PetroChina Co. is now a regular buyer of Libyan oil, according to a new contract signed by the Chinese state-run company and the Libyan National Oil Company (NOC).

Royal Dutch Shell and British Petroleum have already signed similar contracts with the North African nation this year even as political instability continues. Last year, Eni, Total, Repsol, Rosneft, Lukoil, and Glencore returned to Libya for fossil fuel business.

The last time PetroChina contracted Libya for regular oil shipments was in 2013, a person close to the matter told Bloomberg. National output is currently stable at 1.1 million barrels per day, and the massive El Feel field faces protests from guards working at the facility. The Sharara field, which is the nation’s largest, has also faced periodic disruptions, but officials have increased output at the facility to make up for losses at El Feel.

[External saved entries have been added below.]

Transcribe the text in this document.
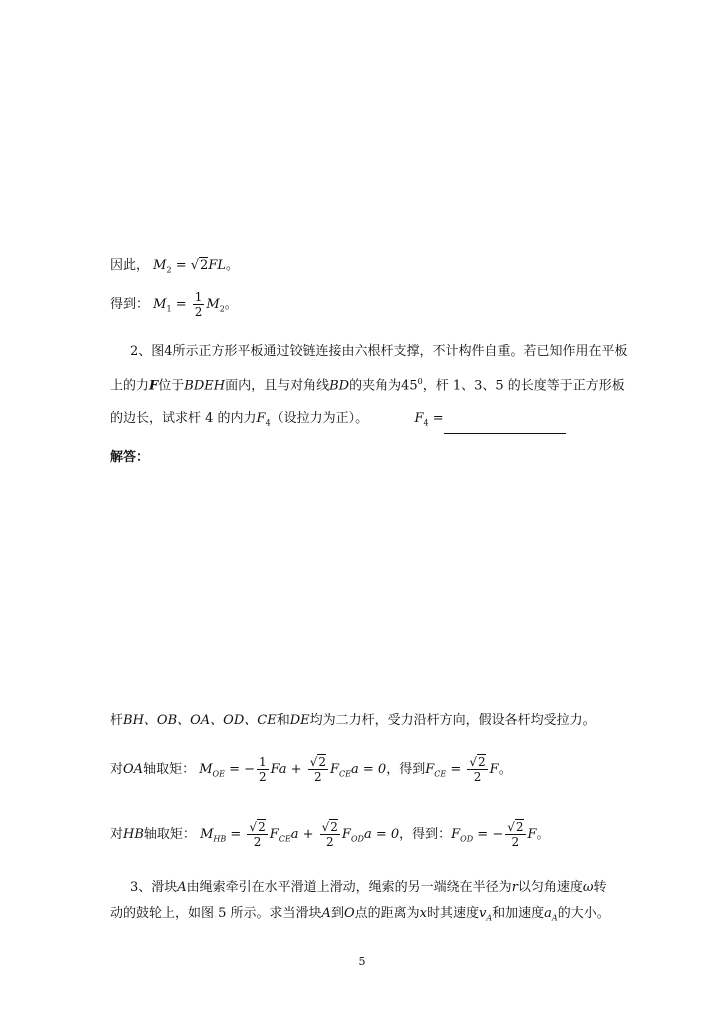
因此， $M_2 = √2FL$。
得到： $M_1 = \frac{1}{2} M_2$。
2、图4所示正方形平板通过铰链连接由六根杆支撑，不计构件自重。若已知作用在平板
上的力F位于BDEH面内，且与对角线BD的夹角为$45^0$，杆 1、3、5 的长度等于正方形板
的边长，试求杆 4 的内力$F_4$（设拉力为正）。	$F_4$ =
解答：
杆BH、OB、OA、OD、CE和DE均为二力杆，受力沿杆方向，假设各杆均受拉力。
对OA轴取矩： $M_{OE}$ = − $\frac{1}{2}$ $Fa + \frac{√2}{2} F_{CE}a = 0$，得到$F_{CE} = \frac{√2}{2}$ F。
对HB轴取矩： $M_{HB} = \frac{√2}{2} F_{CE}a + \frac{√2}{2} F_{OD}a = 0$，得到：$F_{OD}$ = − $\frac{√2}{2}$ F。
3、滑块A由绳索牵引在水平滑道上滑动，绳索的另一端绕在半径为r以匀角速度ω转
动的鼓轮上，如图 5 所示。求当滑块A到O点的距离为x时其速度$v_A$和加速度$a_A$的大小。
5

The surge in oil revenues amid recovering production and recovering oil prices allowed Libya to halve its budget deficit last year, to $7.85 billion (10.6 billion Libyan dinars), from $15 billion (20.3 billion dinars) in 2016, the central bank said.

Libyan oil revenues are still on the rise due to slowly growing stability, according to figures from last year. Government oil revenues nearly tripled in 2017 to $14 billion as the country managed last year to gradually recover its oil production, reaching 1 million barrels per day for the first time since 2013.

In its economic outlook on Libya in October 2017, the World Bank said, “Despite strong growth performance driven by the oil sector, the Libyan economy is still suffering from political strife that hinders it from reaching its potential. Following four years of recession, the Libyan economy recovered in 2017-H1, thanks to the resumption in the production of hydrocarbon products after the repossession from militias of the main oil fields last year.”